The assistant's reasoning is visible in the structure and timing of this message within the broader conversation. Message 515 had just executed the PyTorch downgrade. Message 516 is the immediate follow-up — the assistant does not pause to speculate or theorize; it tests. This reflects a scientific debugging methodology: form a hypothesis, make a change, measure the result.

The choice of what to print reveals the assistant's diagnostic priorities. Version first (confirm the change), then availability (the high-level gate), then count (the low-level enumeration), then device name (conditional on success). This is a textbook diagnostic pyramid — check the most basic precondition first, then progressively refine.

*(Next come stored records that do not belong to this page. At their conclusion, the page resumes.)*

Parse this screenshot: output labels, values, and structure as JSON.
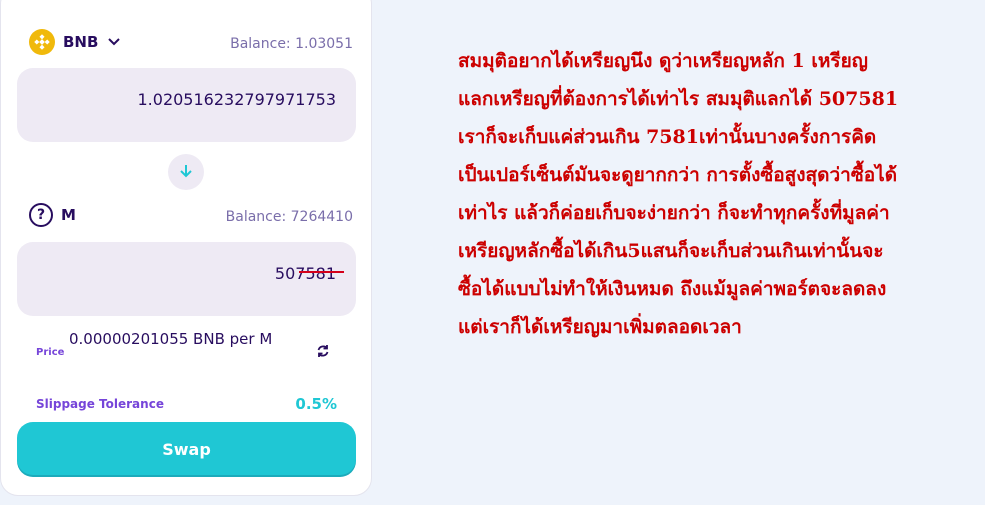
{
  "from": {
    "symbol": "BNB",
    "balance": "Balance: 1.03051",
    "amount": "1.020516232797971753",
    "icon": "bnb-icon"
  },
  "to": {
    "symbol": "M",
    "balance": "Balance: 7264410",
    "amount": "507581",
    "icon": "question-icon"
  },
  "price": {
    "label": "Price",
    "value": "0.00000201055 BNB per M"
  },
  "slippage": {
    "label": "Slippage Tolerance",
    "value": "0.5%"
  },
  "swap_label": "Swap",
  "colors": {
    "accent": "#1fc7d4",
    "text_primary": "#280d5f",
    "annotation_red": "#cc0000"
  },
  "note_lines": [
    "สมมุติอยากได้เหรียญนึง ดูว่าเหรียญหลัก 1 เหรียญ",
    "แลกเหรียญที่ต้องการได้เท่าไร สมมุติแลกได้ 507581",
    "เราก็จะเก็บแค่ส่วนเกิน 7581เท่านั้นบางครั้งการคิด",
    "เป็นเปอร์เซ็นต์มันจะดูยากกว่า การตั้งซื้อสูงสุดว่าซื้อได้",
    "เท่าไร แล้วก็ค่อยเก็บจะง่ายกว่า ก็จะทำทุกครั้งที่มูลค่า",
    "เหรียญหลักซื้อได้เกิน5แสนก็จะเก็บส่วนเกินเท่านั้นจะ",
    "ซื้อได้แบบไม่ทำให้เงินหมด ถึงแม้มูลค่าพอร์ตจะลดลง",
    "แต่เราก็ได้เหรียญมาเพิ่มตลอดเวลา"
  ]
}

The warning message from PyTorch is included verbatim in the output, and the assistant does not suppress it. This is important: the assistant could have redirected stderr to /dev/null to get cleaner output, but it chose to let the warning through. The warning text — "CUDA driver initialization failed, you might not have a CUDA gpu" — is itself diagnostic data. The assistant is collecting all available information.

The fact that the assistant checks torch.cuda.device_count() even after is_available() returns False is a deliberate choice. Many developers would short-circuit and skip further checks once CUDA is reported as unavailable. But the assistant knows that device_count() can succeed independently, and the combination of results is more informative than either result alone. This is the thinking of someone who has debugged GPU initialization issues before and knows the layered architecture of the CUDA stack.

In the broader context of the session, this message represents the moment when a promising architectural solution (LXC passthrough) collides with a hard lower-level constraint (driver/firmware incompatibility). The assistant does not yet know the root cause — that will emerge over the next several messages as it investigates GSP firmware, kernel versions, and the differences between the open-source and proprietary NVIDIA kernel modules. But message 516 is where the illusion breaks. The eight GPUs are visible, but they cannot compute. The container sees them, but CUDA cannot touch them. The path forward requires either a different kernel, a different driver version, or a different approach entirely.